Entidades lutam para manter prédios que registram a história de Passo Fundo. Largo Roseli Dolesk Pretto, no centro da cidade, reúne edificações centenárias e únicas na região
Boa parte da história de Passo Fundo está registrada e armazenada em um conjunto de prédios localizados na Av. Brasil, bem no centro da cidade. Em um terreno que se estende até a Rua Moron, estão edificações centenárias como a que abriga o Museu de Artes Visuais Ruth Schneider (MAVRS) da Universidade de Passo Fundo e o Museu Histórico Regional – prédio construído entre 1909 e 1911, de propriedade da prefeitura de Passo Fundo, tombado pelo poder publico municipal, Lei n° 2608/90 de 25/09/1990, e integrante do Patrimônio Histórico e Cultural do Estado do Rio Grande do Sul, Lei 12.993 de 13/06/2008- e o da Academia Passo-Fundense de Letras onde também funciona a secretaria de Desporto e Cultura (SEDEC). Além disso, o complexo histórico também abriga várias entidades governamentais e não governamentais. A esse local dá-se o nome de Largo Roseli Dolesk Pretto. “Um patrimônio extremamente importante e único em nossa região”, disse um dos diretores do Grupo Ecológico Sentinela dos Pampas (GESP), Paulo Cornélio, durante entrevista ao programa Realidade dessa quinta-feira (02)
O GESP luta pela revitalização desse ponto importantíssimo do município. Paulo Cornélio contou que “em uma homenagem a professora e artista Roseli, que fez trabalhos belíssimos e desenvolveu muitas atividades, principalmente, em relação ao MAVRS, deu-se o seu nome ao largo, que é todo o conjunto interno e externo que vai da Av. Brasil a Moron”.

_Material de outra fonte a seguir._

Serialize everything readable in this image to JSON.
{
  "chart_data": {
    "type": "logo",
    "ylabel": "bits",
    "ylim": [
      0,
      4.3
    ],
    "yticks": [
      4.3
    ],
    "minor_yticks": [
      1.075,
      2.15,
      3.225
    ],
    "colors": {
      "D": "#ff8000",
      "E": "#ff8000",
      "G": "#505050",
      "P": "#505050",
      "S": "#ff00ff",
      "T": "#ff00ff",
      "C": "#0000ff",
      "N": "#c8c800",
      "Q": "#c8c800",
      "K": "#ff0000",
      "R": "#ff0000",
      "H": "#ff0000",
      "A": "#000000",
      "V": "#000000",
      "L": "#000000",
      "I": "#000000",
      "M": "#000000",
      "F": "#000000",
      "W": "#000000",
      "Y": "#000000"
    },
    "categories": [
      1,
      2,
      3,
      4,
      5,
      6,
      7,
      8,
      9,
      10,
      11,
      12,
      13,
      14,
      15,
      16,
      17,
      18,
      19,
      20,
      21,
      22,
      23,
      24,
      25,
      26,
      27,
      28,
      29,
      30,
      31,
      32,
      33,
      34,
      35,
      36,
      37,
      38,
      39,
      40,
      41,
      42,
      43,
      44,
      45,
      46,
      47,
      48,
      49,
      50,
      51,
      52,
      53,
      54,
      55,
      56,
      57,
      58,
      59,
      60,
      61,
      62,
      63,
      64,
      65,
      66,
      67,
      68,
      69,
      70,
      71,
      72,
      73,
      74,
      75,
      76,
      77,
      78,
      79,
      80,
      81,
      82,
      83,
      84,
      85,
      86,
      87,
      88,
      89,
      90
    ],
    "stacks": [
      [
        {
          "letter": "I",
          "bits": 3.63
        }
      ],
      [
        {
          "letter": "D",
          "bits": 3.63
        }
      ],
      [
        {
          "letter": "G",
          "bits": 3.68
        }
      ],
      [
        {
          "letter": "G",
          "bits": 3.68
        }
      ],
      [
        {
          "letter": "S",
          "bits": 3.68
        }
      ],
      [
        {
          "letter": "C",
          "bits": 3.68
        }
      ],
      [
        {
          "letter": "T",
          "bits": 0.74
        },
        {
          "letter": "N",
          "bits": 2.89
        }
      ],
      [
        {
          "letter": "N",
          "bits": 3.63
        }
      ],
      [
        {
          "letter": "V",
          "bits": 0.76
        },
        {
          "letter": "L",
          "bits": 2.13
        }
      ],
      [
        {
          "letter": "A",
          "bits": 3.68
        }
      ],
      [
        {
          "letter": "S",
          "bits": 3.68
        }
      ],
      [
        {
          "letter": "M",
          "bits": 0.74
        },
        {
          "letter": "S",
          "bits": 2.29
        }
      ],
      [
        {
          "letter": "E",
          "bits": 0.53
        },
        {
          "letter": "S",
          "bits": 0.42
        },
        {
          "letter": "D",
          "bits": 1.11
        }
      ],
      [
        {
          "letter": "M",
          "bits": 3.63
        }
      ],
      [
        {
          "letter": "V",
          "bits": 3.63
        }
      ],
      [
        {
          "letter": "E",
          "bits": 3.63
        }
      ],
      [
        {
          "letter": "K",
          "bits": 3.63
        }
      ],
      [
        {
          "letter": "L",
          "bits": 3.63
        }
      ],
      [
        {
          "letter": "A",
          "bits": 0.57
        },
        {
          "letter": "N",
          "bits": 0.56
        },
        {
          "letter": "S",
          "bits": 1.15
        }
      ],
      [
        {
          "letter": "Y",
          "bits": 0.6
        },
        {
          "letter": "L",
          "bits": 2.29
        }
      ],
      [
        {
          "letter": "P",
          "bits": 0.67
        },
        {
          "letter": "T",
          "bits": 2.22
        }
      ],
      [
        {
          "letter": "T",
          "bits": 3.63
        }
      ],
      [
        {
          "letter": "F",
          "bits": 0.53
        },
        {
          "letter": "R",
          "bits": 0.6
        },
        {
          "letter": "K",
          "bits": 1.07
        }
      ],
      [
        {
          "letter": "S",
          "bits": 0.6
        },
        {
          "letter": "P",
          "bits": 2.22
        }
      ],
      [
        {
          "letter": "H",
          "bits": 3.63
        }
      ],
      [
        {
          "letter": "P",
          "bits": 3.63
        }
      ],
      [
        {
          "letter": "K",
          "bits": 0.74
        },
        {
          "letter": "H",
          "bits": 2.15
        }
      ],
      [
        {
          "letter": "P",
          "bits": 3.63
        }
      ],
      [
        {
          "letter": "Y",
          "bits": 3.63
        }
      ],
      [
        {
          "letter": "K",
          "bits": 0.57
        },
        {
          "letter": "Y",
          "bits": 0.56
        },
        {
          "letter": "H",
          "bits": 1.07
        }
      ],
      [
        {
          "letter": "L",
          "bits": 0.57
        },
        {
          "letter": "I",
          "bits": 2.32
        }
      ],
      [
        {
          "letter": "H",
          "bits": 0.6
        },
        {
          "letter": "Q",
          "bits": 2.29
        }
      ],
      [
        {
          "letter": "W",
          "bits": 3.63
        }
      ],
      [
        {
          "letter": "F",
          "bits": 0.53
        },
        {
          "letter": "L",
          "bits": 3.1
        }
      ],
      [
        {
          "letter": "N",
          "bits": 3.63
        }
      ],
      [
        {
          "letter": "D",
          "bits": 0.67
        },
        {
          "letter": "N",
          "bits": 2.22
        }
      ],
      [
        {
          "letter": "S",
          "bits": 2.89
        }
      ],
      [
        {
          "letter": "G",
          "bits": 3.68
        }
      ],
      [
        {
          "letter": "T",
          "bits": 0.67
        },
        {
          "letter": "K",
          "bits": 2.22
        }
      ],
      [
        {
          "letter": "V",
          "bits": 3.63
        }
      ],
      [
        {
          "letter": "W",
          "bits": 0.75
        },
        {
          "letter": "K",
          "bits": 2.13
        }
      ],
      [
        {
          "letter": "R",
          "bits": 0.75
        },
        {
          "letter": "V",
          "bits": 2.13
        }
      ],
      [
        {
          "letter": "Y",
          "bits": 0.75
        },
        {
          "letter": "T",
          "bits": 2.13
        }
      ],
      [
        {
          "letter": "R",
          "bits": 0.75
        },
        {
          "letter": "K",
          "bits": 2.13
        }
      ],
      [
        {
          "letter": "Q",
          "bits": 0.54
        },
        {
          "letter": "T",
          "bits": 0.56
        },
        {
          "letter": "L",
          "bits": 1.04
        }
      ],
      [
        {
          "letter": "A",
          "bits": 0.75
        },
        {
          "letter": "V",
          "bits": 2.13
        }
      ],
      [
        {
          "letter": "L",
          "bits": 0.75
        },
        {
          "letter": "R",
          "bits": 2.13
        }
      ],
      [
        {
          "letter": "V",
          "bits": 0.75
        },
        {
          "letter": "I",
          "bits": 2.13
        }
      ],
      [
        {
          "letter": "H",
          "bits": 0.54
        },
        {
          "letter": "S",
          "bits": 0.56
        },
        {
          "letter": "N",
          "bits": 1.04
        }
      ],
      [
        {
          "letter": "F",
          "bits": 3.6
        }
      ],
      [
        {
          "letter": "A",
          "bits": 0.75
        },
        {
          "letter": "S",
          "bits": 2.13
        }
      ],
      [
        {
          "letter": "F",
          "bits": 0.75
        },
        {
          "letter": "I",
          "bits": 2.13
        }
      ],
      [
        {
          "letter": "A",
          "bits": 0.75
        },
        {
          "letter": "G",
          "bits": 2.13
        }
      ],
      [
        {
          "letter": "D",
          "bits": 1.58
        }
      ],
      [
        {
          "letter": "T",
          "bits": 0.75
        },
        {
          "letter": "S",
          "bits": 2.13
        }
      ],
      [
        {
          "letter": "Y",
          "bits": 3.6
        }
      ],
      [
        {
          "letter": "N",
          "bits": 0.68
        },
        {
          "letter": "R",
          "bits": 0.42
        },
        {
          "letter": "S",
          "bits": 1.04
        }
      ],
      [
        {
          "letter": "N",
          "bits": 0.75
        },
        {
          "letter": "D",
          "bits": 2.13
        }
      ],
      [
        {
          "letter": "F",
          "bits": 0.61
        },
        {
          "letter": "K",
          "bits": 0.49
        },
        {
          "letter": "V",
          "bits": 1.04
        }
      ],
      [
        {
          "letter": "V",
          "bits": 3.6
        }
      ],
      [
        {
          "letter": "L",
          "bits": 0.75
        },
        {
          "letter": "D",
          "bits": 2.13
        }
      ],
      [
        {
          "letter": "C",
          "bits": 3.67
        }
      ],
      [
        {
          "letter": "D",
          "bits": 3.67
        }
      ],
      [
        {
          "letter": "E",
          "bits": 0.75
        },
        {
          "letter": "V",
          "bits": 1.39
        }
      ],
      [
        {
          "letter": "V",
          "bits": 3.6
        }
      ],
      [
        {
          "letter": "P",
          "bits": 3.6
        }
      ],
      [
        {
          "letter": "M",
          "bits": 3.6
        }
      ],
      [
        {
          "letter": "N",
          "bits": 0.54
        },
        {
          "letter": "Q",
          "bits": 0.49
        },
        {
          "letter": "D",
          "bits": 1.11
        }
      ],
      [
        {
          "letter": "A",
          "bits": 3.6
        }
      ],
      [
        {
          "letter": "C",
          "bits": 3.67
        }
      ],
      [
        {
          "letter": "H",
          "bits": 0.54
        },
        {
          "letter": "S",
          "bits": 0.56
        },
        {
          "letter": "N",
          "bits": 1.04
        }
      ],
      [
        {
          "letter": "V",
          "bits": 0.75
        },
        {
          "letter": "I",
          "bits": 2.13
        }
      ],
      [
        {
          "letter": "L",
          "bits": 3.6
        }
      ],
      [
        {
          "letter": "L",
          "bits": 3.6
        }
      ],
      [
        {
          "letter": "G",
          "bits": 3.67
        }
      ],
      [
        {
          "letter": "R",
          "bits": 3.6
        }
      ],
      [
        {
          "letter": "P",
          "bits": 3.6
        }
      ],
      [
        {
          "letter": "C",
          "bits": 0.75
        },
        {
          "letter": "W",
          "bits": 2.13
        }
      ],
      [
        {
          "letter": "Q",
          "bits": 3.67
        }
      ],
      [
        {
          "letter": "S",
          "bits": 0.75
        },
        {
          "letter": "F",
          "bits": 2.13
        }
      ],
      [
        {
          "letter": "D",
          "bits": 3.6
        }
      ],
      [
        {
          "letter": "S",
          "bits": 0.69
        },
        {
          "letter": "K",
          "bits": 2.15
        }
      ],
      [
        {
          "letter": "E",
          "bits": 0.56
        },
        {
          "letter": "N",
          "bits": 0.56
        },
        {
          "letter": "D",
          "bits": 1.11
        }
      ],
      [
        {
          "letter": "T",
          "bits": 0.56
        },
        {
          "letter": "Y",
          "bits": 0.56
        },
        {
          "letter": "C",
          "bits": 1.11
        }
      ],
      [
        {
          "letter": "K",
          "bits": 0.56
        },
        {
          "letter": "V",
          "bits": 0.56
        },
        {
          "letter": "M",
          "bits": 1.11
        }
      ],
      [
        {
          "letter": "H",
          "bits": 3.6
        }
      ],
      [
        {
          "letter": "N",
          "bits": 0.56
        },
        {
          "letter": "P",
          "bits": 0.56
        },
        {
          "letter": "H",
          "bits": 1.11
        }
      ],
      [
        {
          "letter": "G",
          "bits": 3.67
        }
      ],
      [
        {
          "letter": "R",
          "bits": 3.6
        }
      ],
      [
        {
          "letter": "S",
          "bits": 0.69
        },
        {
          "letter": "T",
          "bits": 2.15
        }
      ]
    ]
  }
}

(Integrante do Grupo Ecológico Sentinela dos Pampas (GESP), Paulo Cornélio / FOTO ÉDSON COLTZ)
Cornélio destacou que além de ter um papel arquitetônico e histórico, o complexo é hoje marcado pela cidadania, pois as organizações ali instaladas desenvolvem ações, em sua maioria, de forma voluntária junto à sociedade. “Alguns anos atrás nós preocupados com isso, principalmente, com o processo de abando que se encontrava aquele espaço, começamos a desenvolver atividades junto com aquelas instituições. Formamos um grupo de trabalho para tentar procurar um plano diretor para o espaço físico, a partir daí as entidades começaram a desenvolver atividades em defesa do local. Tanto que hoje já tem um inquérito civil aberto no Ministério Público Estadual que está acompanhando todo o processo de revitalização”, contou ele. Mesmo assim, de acordo com Cornélio, não ocorreram grandes avanços em relação à melhoria da estrutura dos prédios.
“Um exemplo é o Museu de Artes Visuais Ruth Schneider, a antiga Intendência do Município, tem 100 anos e até recentemente ainda tinha goteiras, problemas de infiltração e com a fiação elétrica. E não podemos esquecer que ele abriga um acervo fantástico, único em nossa região, tanto de arte como também de elementos históricos extremamente importantes. Ao lado o Teatro Municipal, que também está em situação lamentável. O único prédio que apresenta melhor situação é o da Academia Passo-Fundense de Letras que teve melhoria na parte frontal por intermédio do Ministério Público”, afirmou o integrante do GESP, ao lamentar que é preciso recorrer ao MP quando não existem outras alternativas para manter a estrutura.
Parque da Gare
O GESP juntamente com a União das Associações de Moradores (UAMPAF) também recorreu ao Ministério Público, em 2009, pedindo que houvesse intervenção para a conservação do Parque da Gare. Em 2011, outro relatório foi feito apontando os problemas existentes na área de lazer. Segundo Cornélio, a intenção é chamar a atenção da administração para a necessidade de guarda-parques, de funcionários capacitados e um departamento para resguardar esses espaços, mas ele também alerta que é preciso a população tomar para si a responsabilidade de manter o que é público. “A população tem responsabilidade nisso. Temos que criar mecanismos para que a população utilize as praças e para que as pessoas ajudem a cuidar desses locais”, enfatizou.